I watched in dismay as I saw the carefully constructed cooperative news department built through more than ten years of hard work by the previous News Director, Annie Esposito, be dismantled piece by piece.
So that is how the “enemies list” at the station gets formed — not by true acts of espionage, lies or destruction but by affiliation with a growing base of critics who want more community involvement in public radio’s decisions and true representation by members of the Board.
The formation of KZYX Members for Change is meant to be a positive step toward building a union for the protection of, not only volunteer, programmer and membership rights but also as support for Board members who have the courage to defy the “one think” philosophy of current management. It is a consensus based, equality driven, loosely organized group with no head or leadership figure.

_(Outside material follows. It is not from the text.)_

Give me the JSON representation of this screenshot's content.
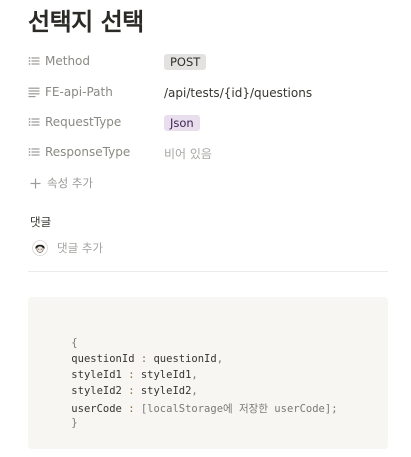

In trying to get signatures for a petition to the Board to implement common sense democratic practices like the publishing of the Board’s agenda online and a monthly on air Board Open Lines program, we found it necessary to amend our petition to include space for ex members and listeners as we discovered that so many people no longer choose to support the station with donations.
The term “team player” in vogue with the governance structure of KZYZ&Z is just a euphemism for “our way or the highway” or, dare one say, the other red button “F” word one rarely uses today — fascism.
When the Board of Directors rises to the task of setting in place the infrastructure for communication not only between themselves and KZYX listeners and members but among the members themselves as is their right so stated in the station’s Bylaws, my work as a community witness, reporter, and union builder in regard to station business will become unnecessary and thus, will fade away.
It is sad to watch the station circle its wagons and play the blame game when all that is needed is an open mind and the will to democratize the decision making process for a true sense of public radio as community driven.
The next meeting of the KZYX Board of Directors will be on March 3rd at the Fort Bragg Senior Center at 6pm.
The author wishes to acknowledge the contribution of the late Hunter S. Thompson to the title and for inspiration for this article.